Bruce Poch, who has worked at institutions that accept the Common Application since its inception in the mid-1970s, was appointed dean of admissions at Pomona College in Claremont, Calif., in 1987. Since 1995, he has served as the college’s vice president and dean of admissions, a position he will leave at the end of December.
I have worked with the Common Application as an admissions dean since its earliest days, when a mere 28 colleges were members of the organization.
Let’s be clear: the glitch described in a Times article on Thursday does exist, and it is a headache both for students and for colleges — which actually do pay attention to the details of an essay or activities list. There is no excuse for the problem to persist, “common” as it is. It can and should be fixed, not tolerated, and Common Application members should push very, very hard for the repair or move to identify a new service provider.
Application forms shouldn’t add stress to the admission process. (Perhaps apart from writing those essays!)
We know that efforts to make things easier in all things technologically related have not always had the desired result. Anyone who has dealt with the limits of Web forms and standardization, even when filling in an address for shipping, finds that these truncation issues crop up in a world of unintended consequences. We get frustrated.
Fundamentally, the Common Application may have grown too big and too clumsy in its maturity, and in its urge to grow to become even more common. In the process, it has drawn in members that have, because of volume, had much influence on the development of application forms and formats.
A year ago, standardization required that Taiwan be identified in the Common Application as a province of China, not as “Taiwan, Republic of China.” That “unfixable”
designation — and politically problematic label and drop-down box — was fixed within weeks.
The simple beginnings of the Common Application involved filling out the form by hand or typewriter and providing photocopies to the smallish number of colleges (and at that time, only selective liberal arts colleges) that participated in the program. It was a good and simple idea.
Then the Web and technology advanced (sort of). Universities joined the program and insisted upon standardized field lengths, and drop-down box definitions for parent jobs, degrees and even individual extracurricular activities. In the process, the push to “common-ness” erased more and more individual student expression.
The tyranny of data systems was making the applicants, rather than the applications, common. Some admissions officers worried that we were losing some important intangibles. But colleges and universities could upload the standard data more easily into unforgiving databases.
Many colleges and universities moved to paperless or semi-paperless processes, and this does have the positive effect of clearing fewer forests. But it may be too easy for students to apply to too many colleges, except for the speed bump of supplements.
Even there, the Common Application has moved to push more rules about what may be included in the supplements particular to individual colleges, as the nonprofit association that oversees the form morphed into a near monopoly and regulatory agency, sometimes limiting colleges from using those things individual institutions may deem important to their communities and considerations.
Those supplements and their length often raise objections from secondary school counselors, students and parents, yet colleges use them to break through all that standardization to see a real and whole person.

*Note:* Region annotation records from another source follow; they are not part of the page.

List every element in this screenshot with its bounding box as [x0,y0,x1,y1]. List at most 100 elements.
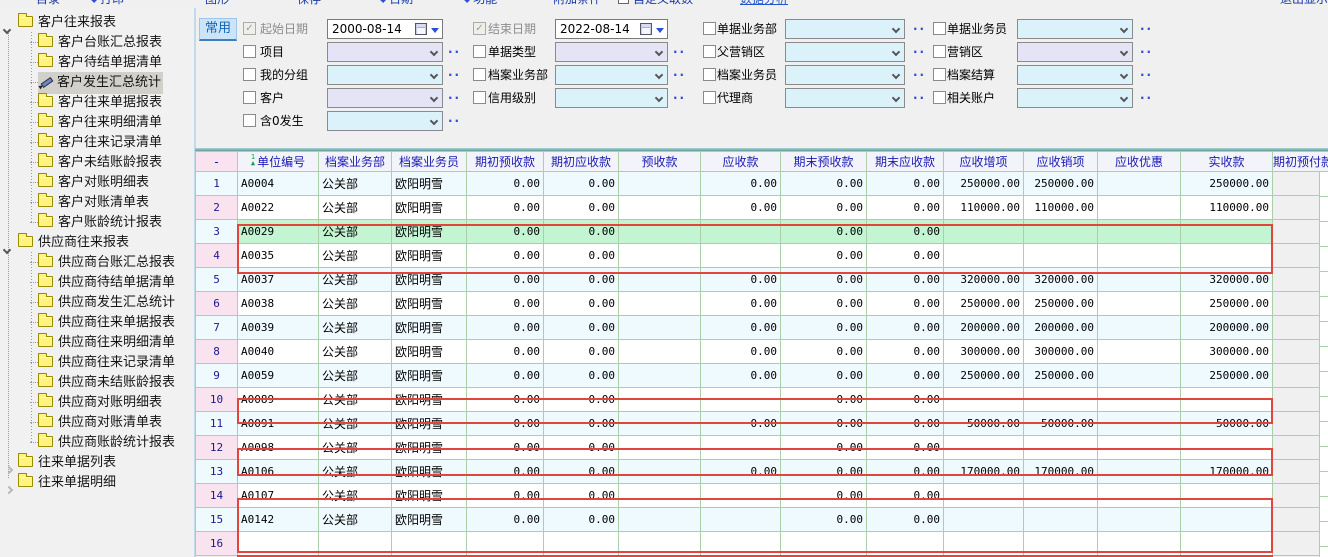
chevron-down-icon[interactable] [655,48,663,56]
tree-item[interactable]: 客户往来单据报表 [0,92,194,112]
menu-item-7[interactable]: 附加条件 [553,0,601,8]
select-单据业务员[interactable] [1017,19,1133,39]
tree-group-4[interactable]: 往来单据明细 [0,472,194,492]
select-相关账户[interactable] [1017,88,1133,108]
calendar-icon[interactable] [640,23,652,35]
menu-item-1[interactable]: 目录 [36,0,60,8]
menu-item-2[interactable]: ◆打印 [91,0,124,8]
column-header-期末预收款[interactable]: 期末预收款 [781,152,867,172]
table-row-8[interactable]: 8A0040公关部欧阳明雪0.000.000.000.000.00300000.… [196,340,1328,364]
chevron-down-icon[interactable] [430,94,438,102]
menu-item-8[interactable]: 自定义取数 [618,0,693,8]
tree-item[interactable]: 供应商待结单据清单 [0,272,194,292]
chevron-down-icon[interactable] [655,94,663,102]
tree-group-1[interactable]: 客户往来报表 [0,12,194,32]
filter-checkbox-含0发生[interactable] [243,114,256,127]
tree-item[interactable]: 客户台账汇总报表 [0,32,194,52]
tree-item[interactable]: 客户账龄统计报表 [0,212,194,232]
table-row-5[interactable]: 5A0037公关部欧阳明雪0.000.000.000.000.00320000.… [196,268,1328,292]
select-档案业务员[interactable] [785,65,905,85]
select-含0发生[interactable] [327,111,443,131]
filter-checkbox-档案结算[interactable] [933,68,946,81]
select-单据类型[interactable] [555,42,668,62]
filter-checkbox-项目[interactable] [243,45,256,58]
tree-item[interactable]: 客户未结账龄报表 [0,152,194,172]
select-我的分组[interactable] [327,65,443,85]
date-input-起始日期[interactable]: 2000-08-14 [327,19,443,39]
table-row-14[interactable]: 14A0107公关部欧阳明雪0.000.000.000.00 [196,484,1328,508]
chevron-down-icon[interactable] [430,71,438,79]
column-header-期初预收款[interactable]: 期初预收款 [467,152,544,172]
browse-dots-button[interactable]: ·· [1140,68,1153,82]
browse-dots-button[interactable]: ·· [448,68,461,82]
chevron-down-icon[interactable] [1120,71,1128,79]
column-header-期末应收款[interactable]: 期末应收款 [867,152,944,172]
calendar-icon[interactable] [415,23,427,35]
browse-dots-button[interactable]: ·· [913,91,926,105]
browse-dots-button[interactable]: ·· [1140,45,1153,59]
browse-dots-button[interactable]: ·· [913,22,926,36]
tree-item[interactable]: 客户往来记录清单 [0,132,194,152]
select-档案结算[interactable] [1017,65,1133,85]
chevron-down-icon[interactable] [430,48,438,56]
browse-dots-button[interactable]: ·· [913,45,926,59]
table-row-4[interactable]: 4A0035公关部欧阳明雪0.000.000.000.00 [196,244,1328,268]
browse-dots-button[interactable]: ·· [673,45,686,59]
table-row-7[interactable]: 7A0039公关部欧阳明雪0.000.000.000.000.00200000.… [196,316,1328,340]
chevron-right-icon[interactable] [4,479,12,499]
column-header-rownum[interactable]: - [196,152,238,172]
browse-dots-button[interactable]: ·· [673,68,686,82]
select-档案业务部[interactable] [555,65,668,85]
tree-item[interactable]: 供应商账龄统计报表 [0,432,194,452]
tree-item[interactable]: 客户对账明细表 [0,172,194,192]
column-header-实收款[interactable]: 实收款 [1181,152,1273,172]
column-header-档案业务员[interactable]: 档案业务员 [392,152,467,172]
table-row-11[interactable]: 11A0091公关部欧阳明雪0.000.000.000.000.0050000.… [196,412,1328,436]
menu-item-9[interactable]: 数据分析 [740,0,788,8]
filter-checkbox-起始日期[interactable]: ✓ [243,22,256,35]
chevron-down-icon[interactable] [1120,94,1128,102]
column-header-期初应收款[interactable]: 期初应收款 [544,152,619,172]
menu-item-5[interactable]: ◆日期 [380,0,413,8]
browse-dots-button[interactable]: ·· [448,114,461,128]
table-row-10[interactable]: 10A0089公关部欧阳明雪0.000.000.000.00 [196,388,1328,412]
tree-item[interactable]: 供应商对账明细表 [0,392,194,412]
browse-dots-button[interactable]: ·· [673,91,686,105]
filter-checkbox-营销区[interactable] [933,45,946,58]
date-input-结束日期[interactable]: 2022-08-14 [555,19,668,39]
tab-common[interactable]: 常用 [199,18,237,41]
table-row-15[interactable]: 15A0142公关部欧阳明雪0.000.000.000.00 [196,508,1328,532]
chevron-down-icon[interactable] [892,94,900,102]
filter-checkbox-客户[interactable] [243,91,256,104]
filter-checkbox-档案业务员[interactable] [703,68,716,81]
browse-dots-button[interactable]: ·· [913,68,926,82]
column-header-应收优惠[interactable]: 应收优惠 [1098,152,1181,172]
tree-item[interactable]: 客户对账清单表 [0,192,194,212]
filter-checkbox-单据业务部[interactable] [703,22,716,35]
menu-checkbox[interactable] [618,0,629,4]
tree-item[interactable]: 客户往来明细清单 [0,112,194,132]
select-营销区[interactable] [1017,42,1133,62]
menu-item-3[interactable]: 图形 [205,0,229,8]
browse-dots-button[interactable]: ·· [448,45,461,59]
chevron-down-icon[interactable] [892,25,900,33]
tree-item[interactable]: 供应商对账清单表 [0,412,194,432]
filter-checkbox-档案业务部[interactable] [473,68,486,81]
column-header-期初预付款[interactable]: 期初预付款 [1273,152,1328,172]
filter-checkbox-结束日期[interactable]: ✓ [473,22,486,35]
browse-dots-button[interactable]: ·· [448,91,461,105]
tree-item[interactable]: 供应商往来记录清单 [0,352,194,372]
column-header-应收款[interactable]: 应收款 [701,152,781,172]
filter-checkbox-相关账户[interactable] [933,91,946,104]
tree-group-3[interactable]: 往来单据列表 [0,452,194,472]
tree-item[interactable]: 供应商发生汇总统计 [0,292,194,312]
tree-item[interactable]: 供应商未结账龄报表 [0,372,194,392]
filter-checkbox-单据业务员[interactable] [933,22,946,35]
select-客户[interactable] [327,88,443,108]
filter-checkbox-父营销区[interactable] [703,45,716,58]
tree-item[interactable]: 供应商往来单据报表 [0,312,194,332]
column-header-应收增项[interactable]: 应收增项 [944,152,1024,172]
table-row-9[interactable]: 9A0059公关部欧阳明雪0.000.000.000.000.00250000.… [196,364,1328,388]
column-header-预收款[interactable]: 预收款 [619,152,701,172]
filter-checkbox-信用级别[interactable] [473,91,486,104]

The convergence of the Common App technology with other products has become interesting in its reflection of the “corporatization” of the admissions process.
Hobsons, the developer of the “back end” technology that drives the Common Application, also created the back end for Naviance, a records system used in many secondary schools. Hobsons maintains, with that information, proprietary marketing tools it sells to colleges and universities to develop inquiry and applicant pools. Recently, it acquired (and now operates) College Confidential, a Web site where students and parents exchange all sorts of information and cross-talk about individual colleges or the admission process.
A quick link from Naviance to the College Confidential site to individual colleges makes all this integration easy, if problematic. It makes some seasoned admissions deans grind their teeth with frustration about the integration of these tools and services in a way that doesn’t necessarily serve either students or institutions fully.
On the other side of the equation, as a writer of recommendations, I too have suffered the frustration of truncation on forms created not only by Hobsons but also by Embark and ApplyYourself for graduate and professional schools, and for Fulbright Fellowship applications.
I find myself spending more time cutting than writing, and the remains of the comments are sometimes so choppy as to make me seem downright inarticulate, writing in bullet points rather than providing narrative.
Something human is lost in translation. That’s a point I remember with sympathy as I read applications from undergraduate candidates whose work has clearly been abbreviated, sometimes midsentence.
On the other hand, how much should a reader have to fill in with imagination?